Using Cepstrum and Historical Data to Detect Planetary Stage Faults

Introduction

Condition monitoring system (CMS) plays an important role in wind turbines operation and maintenance. It helps detect incipient faults early and plan maintenance so that downtime is minimized. Currently Brüel & Kjær Vibro is monitoring around 8000 turbines all over the world from different wind turbine manufacturers. Not only are scalar data for trending collected regularly, but also time waveform data from different components of the wind turbines. Collecting time waveform data regularly proves to be very useful because new monitoring methods can be developed and tested based on the collected time waveforms. The current work focuses on using cepstrum to detect gear related faults in the planetary stage of wind turbines.
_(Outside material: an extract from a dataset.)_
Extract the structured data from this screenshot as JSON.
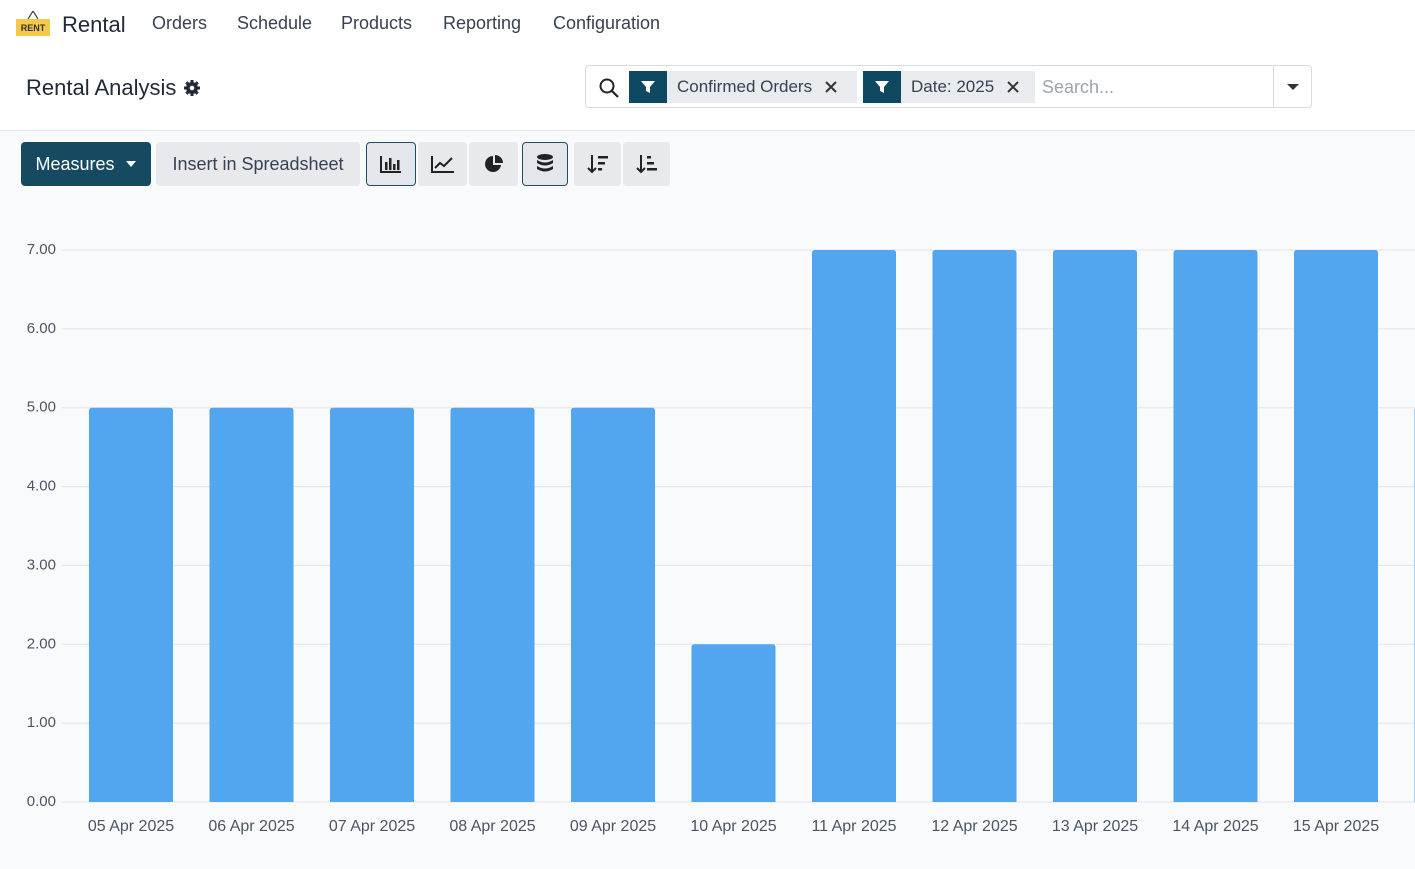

The method is mainly data-driven due to large number of data available.

Approach

Accelerometers are installed at different components of wind turbines, such as at various gearbox stages and generator bearings, to monitor their vibrations. Various vibration measurements are collected at a short interval period and trended over time. Additionally, vibration time waveform is collected from each component at a regular interval, normally every other day. The time waveform length is normally around 10 seconds. Due to the traditionally challenging nature of detecting gear related faults at the planetary stage, this work focuses on using cepstrum to detect faults at this stage. Cepstrum data are generated from time waveforms collected from many turbines over a period of one year. Both turbines with known faults and no known faults are compared.

Main body of abstract

By compiling all data available, quefrencies related to faults usually stand out, and their ranges can be identified. The ranges are usually limited for turbines with similar gearbox ratios. Information regarding these quefrency ranges can then be used for trending the quefrency magnitudes in those ranges for faults detection in many turbines. In this way, it is not necessary to know the kinematical data of each turbine, such as specific gear mesh frequency, a particular shaft rotational speed, etc. The method was tested on turbines with known faults. Faults can be detected earlier than using other traditional vibration measurements, such as mesh frequencies, residual values, etc.

Conclusion

Collecting time waveform data is very useful to develop data-driven monitoring methods. The methods can be tested on the historical data collected. This work demonstrates the development of such a method based on cepstrum to detect faults in wind turbine planetary stage. The method shows to be effective and does not necessitate knowing specific kinematical data of each turbine monitored.


Learning objectives
This work highlights the importance of collecting and storing time waveform data from wind turbines. It demonstrates how such data can be used to develop new monitoring methods. The work also demonstrates how to use cepstrum to detect faults in traditionally challenging part of a wind turbine, namely the planetary stage.